En réponse, des frappes américaines ont touché des sites iraniens samedi. Les Gardiens de la Révolution ont annoncé à leur tour avoir attaqué des positions américaines dans la région du Golfe.
Le chef du mouvement pro-iranien Naïm Qassem a par ailleurs dénoncé l'accord signé la veille entre le Liban et Israël sous l'égide des États-Unis, le qualifiant de « grave erreur ».
Malgré cet enchaînement de frappes et de représailles, le CENTCOM, l'un des commandements militaires de l'armée américaine, a indiqué que « le trafic de navires commerciaux dans le détroit d'Ormuz se poursuit ». Les deux pays négocient toujours un accord final plus large, dans un contexte régional sous haute tension.


6 commentaires
@David, exactement ce que je me disais. Moi j'ai des livraisons de matériaux deux fois par semaine depuis le port, dès que le gazole bouge de quelques centimes, le fournisseur révise son devis sans prévenir.
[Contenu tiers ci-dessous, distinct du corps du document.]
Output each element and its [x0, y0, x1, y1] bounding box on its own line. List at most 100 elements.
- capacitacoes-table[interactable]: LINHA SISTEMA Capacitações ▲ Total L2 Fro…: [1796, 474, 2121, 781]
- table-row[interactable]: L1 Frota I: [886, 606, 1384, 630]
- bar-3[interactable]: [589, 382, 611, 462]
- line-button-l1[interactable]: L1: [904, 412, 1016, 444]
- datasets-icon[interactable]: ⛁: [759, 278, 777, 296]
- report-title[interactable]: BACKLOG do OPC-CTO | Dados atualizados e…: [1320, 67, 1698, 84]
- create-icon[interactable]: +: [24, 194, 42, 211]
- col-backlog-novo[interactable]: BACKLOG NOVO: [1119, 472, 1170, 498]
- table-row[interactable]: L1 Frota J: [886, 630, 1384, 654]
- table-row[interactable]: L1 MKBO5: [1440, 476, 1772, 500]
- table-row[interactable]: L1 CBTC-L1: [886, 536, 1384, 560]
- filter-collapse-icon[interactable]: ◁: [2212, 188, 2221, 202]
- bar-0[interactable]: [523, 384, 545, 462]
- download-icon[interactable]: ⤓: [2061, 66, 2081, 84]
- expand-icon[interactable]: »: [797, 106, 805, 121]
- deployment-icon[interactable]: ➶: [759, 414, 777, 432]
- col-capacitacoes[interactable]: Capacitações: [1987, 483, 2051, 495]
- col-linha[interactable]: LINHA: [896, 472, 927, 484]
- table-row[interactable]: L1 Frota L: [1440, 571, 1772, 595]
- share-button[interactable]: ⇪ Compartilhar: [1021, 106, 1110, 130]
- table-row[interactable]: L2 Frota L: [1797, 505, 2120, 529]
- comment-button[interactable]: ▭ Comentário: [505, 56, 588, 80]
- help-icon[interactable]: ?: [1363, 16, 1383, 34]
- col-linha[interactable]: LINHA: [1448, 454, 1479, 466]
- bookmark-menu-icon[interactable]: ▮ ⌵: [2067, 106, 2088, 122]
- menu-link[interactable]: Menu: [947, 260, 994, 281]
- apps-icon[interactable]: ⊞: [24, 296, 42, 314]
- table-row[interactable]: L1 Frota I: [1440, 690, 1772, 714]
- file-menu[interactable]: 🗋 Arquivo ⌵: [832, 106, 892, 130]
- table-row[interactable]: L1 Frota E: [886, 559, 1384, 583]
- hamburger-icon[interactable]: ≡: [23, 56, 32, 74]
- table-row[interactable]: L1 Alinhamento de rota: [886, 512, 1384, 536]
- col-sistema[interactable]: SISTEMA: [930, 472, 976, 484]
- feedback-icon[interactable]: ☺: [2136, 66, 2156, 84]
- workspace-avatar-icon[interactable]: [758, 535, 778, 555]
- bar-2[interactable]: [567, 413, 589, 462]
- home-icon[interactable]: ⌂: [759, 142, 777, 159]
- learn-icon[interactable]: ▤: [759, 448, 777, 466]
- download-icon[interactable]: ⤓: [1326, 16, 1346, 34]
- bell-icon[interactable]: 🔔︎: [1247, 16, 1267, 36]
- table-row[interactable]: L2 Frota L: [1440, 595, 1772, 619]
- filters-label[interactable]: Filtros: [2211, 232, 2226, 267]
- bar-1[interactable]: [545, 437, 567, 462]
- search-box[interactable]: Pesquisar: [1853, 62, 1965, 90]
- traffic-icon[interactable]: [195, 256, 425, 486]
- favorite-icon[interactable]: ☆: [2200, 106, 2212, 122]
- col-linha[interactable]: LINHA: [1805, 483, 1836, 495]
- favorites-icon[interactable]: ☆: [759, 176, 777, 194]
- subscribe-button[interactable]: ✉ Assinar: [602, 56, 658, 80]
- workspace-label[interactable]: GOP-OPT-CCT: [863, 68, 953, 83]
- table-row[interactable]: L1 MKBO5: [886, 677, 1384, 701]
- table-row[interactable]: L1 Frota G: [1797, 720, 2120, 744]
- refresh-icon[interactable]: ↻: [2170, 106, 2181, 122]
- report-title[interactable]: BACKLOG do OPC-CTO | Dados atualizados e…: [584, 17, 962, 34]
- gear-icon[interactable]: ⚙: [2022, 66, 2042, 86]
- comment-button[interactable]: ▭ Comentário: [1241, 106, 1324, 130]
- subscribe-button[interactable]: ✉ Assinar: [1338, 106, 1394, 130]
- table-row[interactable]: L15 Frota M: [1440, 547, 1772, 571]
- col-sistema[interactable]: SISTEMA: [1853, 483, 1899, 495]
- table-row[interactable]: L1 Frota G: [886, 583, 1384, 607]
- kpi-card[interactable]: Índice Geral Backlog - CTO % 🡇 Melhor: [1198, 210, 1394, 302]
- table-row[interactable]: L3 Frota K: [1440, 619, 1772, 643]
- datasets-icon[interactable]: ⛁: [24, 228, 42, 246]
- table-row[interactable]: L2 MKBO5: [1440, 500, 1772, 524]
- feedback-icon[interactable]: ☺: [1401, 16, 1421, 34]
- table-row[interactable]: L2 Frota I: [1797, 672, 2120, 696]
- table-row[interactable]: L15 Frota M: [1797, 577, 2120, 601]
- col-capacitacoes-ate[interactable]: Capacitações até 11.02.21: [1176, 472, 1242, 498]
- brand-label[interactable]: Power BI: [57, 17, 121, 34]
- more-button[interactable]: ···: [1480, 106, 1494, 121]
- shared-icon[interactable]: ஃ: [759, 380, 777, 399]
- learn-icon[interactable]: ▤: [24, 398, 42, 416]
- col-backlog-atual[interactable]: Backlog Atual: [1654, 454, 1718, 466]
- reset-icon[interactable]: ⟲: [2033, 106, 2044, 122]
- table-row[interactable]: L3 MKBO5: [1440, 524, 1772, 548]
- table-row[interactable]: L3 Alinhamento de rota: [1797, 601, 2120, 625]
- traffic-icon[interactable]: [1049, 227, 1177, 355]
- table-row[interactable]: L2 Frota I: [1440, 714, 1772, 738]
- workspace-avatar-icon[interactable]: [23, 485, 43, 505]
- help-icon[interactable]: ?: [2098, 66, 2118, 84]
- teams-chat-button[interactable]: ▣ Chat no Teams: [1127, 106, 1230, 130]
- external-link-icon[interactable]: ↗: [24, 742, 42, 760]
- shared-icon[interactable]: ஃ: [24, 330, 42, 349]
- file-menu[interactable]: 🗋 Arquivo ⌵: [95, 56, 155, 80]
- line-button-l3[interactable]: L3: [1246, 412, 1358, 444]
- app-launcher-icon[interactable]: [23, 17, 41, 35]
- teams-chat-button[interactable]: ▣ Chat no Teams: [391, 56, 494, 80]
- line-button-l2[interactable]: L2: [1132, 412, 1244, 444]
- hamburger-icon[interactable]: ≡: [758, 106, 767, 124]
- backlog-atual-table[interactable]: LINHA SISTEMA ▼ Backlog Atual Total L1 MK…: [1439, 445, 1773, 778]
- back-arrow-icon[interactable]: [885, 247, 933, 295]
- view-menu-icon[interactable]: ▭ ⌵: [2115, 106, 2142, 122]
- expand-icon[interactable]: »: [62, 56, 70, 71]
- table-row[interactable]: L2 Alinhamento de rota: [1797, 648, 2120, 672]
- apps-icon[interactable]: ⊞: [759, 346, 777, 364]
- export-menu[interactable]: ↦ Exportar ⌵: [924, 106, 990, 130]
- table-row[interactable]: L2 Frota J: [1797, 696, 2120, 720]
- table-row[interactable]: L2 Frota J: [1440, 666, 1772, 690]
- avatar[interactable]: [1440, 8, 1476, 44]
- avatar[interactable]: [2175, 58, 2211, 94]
Et le client final, il comprend pas pourquoi le chantier coûte plus cher que le devis signé trois mois avant. C'est pas des drones iraniens qu'on parle sur le chantier, c'est des marges qui fondent.
Cet article n'a pas grand chose à voir avec entrepreneur.re non ?
C'est loin tout ça mais les répercussions on les voit vite sur nos factures. La dernière fois que les prix du pétrole ont bougé, mes transporteurs m'ont repassé la note dans la foulée. Et moi j'avais déjà le loyer à régler ce mois-là. On n'est jamais vraiment à l'abri de ce qui se passe à l'autre bout du monde.
Bon l'équipage est sauf, ça c'est le principal. Le reste c'est la géopolitique des grands, on peut rien y faire depuis notre food truck à Saint-Pierre, lé pa fasil de suivre tout ce qui se passe là-bas.
Le détroit d'Ormuz, c'est un des points de passage les plus stratégiques de la planète, un peu comme un col de montagne que tout le monde est obligé d'emprunter. Quand j'explique à mes randonneurs pourquoi le prix de l'essence augmente avant même qu'on parte sur les sentiers du Mafate, c'est exactement ce genre d'événement qui est derrière. Les tensions dans le Golfe finissent toujours par arriver jusqu'à nous, d'une façon ou d'une autre.
Franchement, ça m'intéresse moyennement les drones iraniens, mais le prix du kérosène et du gazole qui va encore flamber, ça par contre ça nous touchera direct ici. Les fournisseurs vont pas tarder à nous appeler pour revoir les tarifs, et c'est nous les petits restaus qui absorbons. Comme toujours.